Implication of cerebral astrocytes in major depression: A review of fine neuroanatomical evidence in humans.

Abstract

Postmortem investigations have implicated astrocytes in many neurological and psychiatric conditions. Multiple brain regions from individuals with major depressive disorder (MDD) have lower expression levels of astrocyte markers and lower densities of astrocytes labeled for these markers, suggesting a loss of astrocytes in this mental illness. This paper reviews the general properties of human astrocytes, the methods to study them, and the postmortem evidence for astrocyte pathology in MDD. When comparing astrocyte density and morphometry studies, astrocytes are more abundant and smaller in human subcortical than cortical brain regions, and immunohistochemical labeling for the astrocyte markers glial fibrillary acidic protein (GFAP) and vimentin (VIM) reveals fewer than 15% of all astrocytes that are present in cortical and subcortical regions, as revealed using other staining techniques.
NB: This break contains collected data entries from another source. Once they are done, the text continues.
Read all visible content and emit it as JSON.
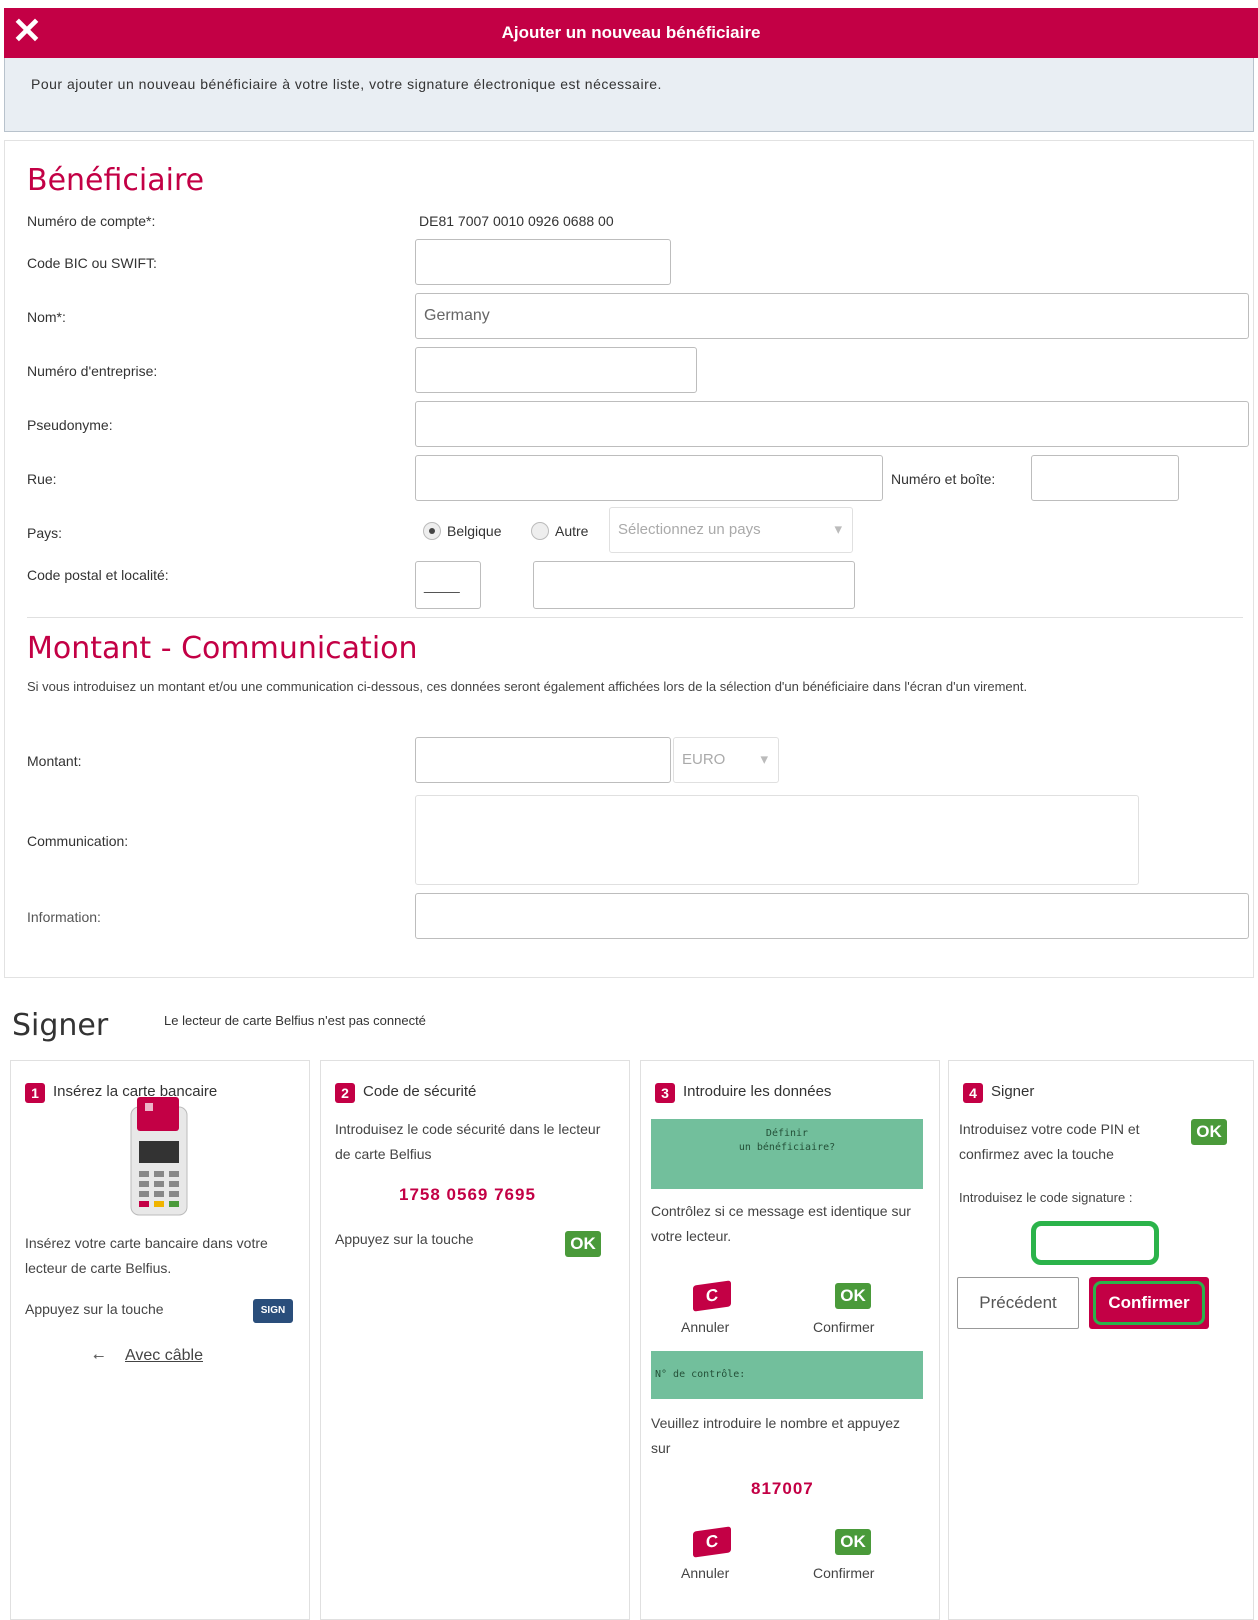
{
  "header": {
    "title": "Ajouter un nouveau bénéficiaire",
    "close_glyph": "✕"
  },
  "info": "Pour ajouter un nouveau bénéficiaire à votre liste, votre signature électronique est nécessaire.",
  "beneficiary": {
    "section_title": "Bénéficiaire",
    "account_label": "Numéro de compte*:",
    "account_value": "DE81 7007 0010 0926 0688 00",
    "bic_label": "Code BIC ou SWIFT:",
    "bic_value": "",
    "name_label": "Nom*:",
    "name_value": "Germany",
    "company_label": "Numéro d'entreprise:",
    "pseudo_label": "Pseudonyme:",
    "street_label": "Rue:",
    "number_label": "Numéro et boîte:",
    "country_label": "Pays:",
    "radio_belgique": "Belgique",
    "radio_autre": "Autre",
    "country_select": "Sélectionnez un pays",
    "postal_label": "Code postal et localité:",
    "postal_placeholder": "____"
  },
  "amount": {
    "section_title": "Montant - Communication",
    "description": "Si vous introduisez un montant et/ou une communication ci-dessous, ces données seront également affichées lors de la sélection d'un bénéficiaire dans l'écran d'un virement.",
    "amount_label": "Montant:",
    "currency": "EURO",
    "communication_label": "Communication:",
    "information_label": "Information:"
  },
  "signer": {
    "title": "Signer",
    "note": "Le lecteur de carte Belfius n'est pas connecté",
    "step1": {
      "num": "1",
      "head": "Insérez la carte bancaire",
      "text": "Insérez votre carte bancaire dans votre lecteur de carte Belfius.",
      "press": "Appuyez sur la touche",
      "sign_key": "SIGN",
      "cable_link": "Avec câble"
    },
    "step2": {
      "num": "2",
      "head": "Code de sécurité",
      "text": "Introduisez le code sécurité dans le lecteur de carte Belfius",
      "code": "1758 0569 7695",
      "press": "Appuyez sur la touche",
      "ok": "OK"
    },
    "step3": {
      "num": "3",
      "head": "Introduire les données",
      "lcd1_line1": "Définir",
      "lcd1_line2": "un bénéficiaire?",
      "check_text": "Contrôlez si ce message est identique sur votre lecteur.",
      "c_key": "C",
      "ok_key": "OK",
      "cancel": "Annuler",
      "confirm": "Confirmer",
      "lcd2": "N° de contrôle:",
      "enter_text": "Veuillez introduire le nombre et appuyez sur",
      "control_number": "817007"
    },
    "step4": {
      "num": "4",
      "head": "Signer",
      "pin_text": "Introduisez votre code PIN et confirmez avec la touche",
      "ok_key": "OK",
      "signature_label": "Introduisez le code signature :",
      "prev_button": "Précédent",
      "confirm_button": "Confirmer"
    }
  }
}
By combining astrocyte densities and morphometry, a model was made to illustrate that domain organization is mostly limited to GFAP-IR astrocytes. Using these markers and others, alterations of astrocyte densities appear more widespread than those for astrocyte morphologies throughout the brain of individuals having died with MDD. This review suggests how reduced astrocyte densities may relate to the association of depressive episodes in MDD with elevated S100 beta (S100B) cerebrospinal fluid serum levels. Finally, a potassium imbalance theory is proposed that integrates the reduced astrocyte densities generated from postmortem studies with a hypothesis for the antidepressant effects of ketamine generated from rodent studies.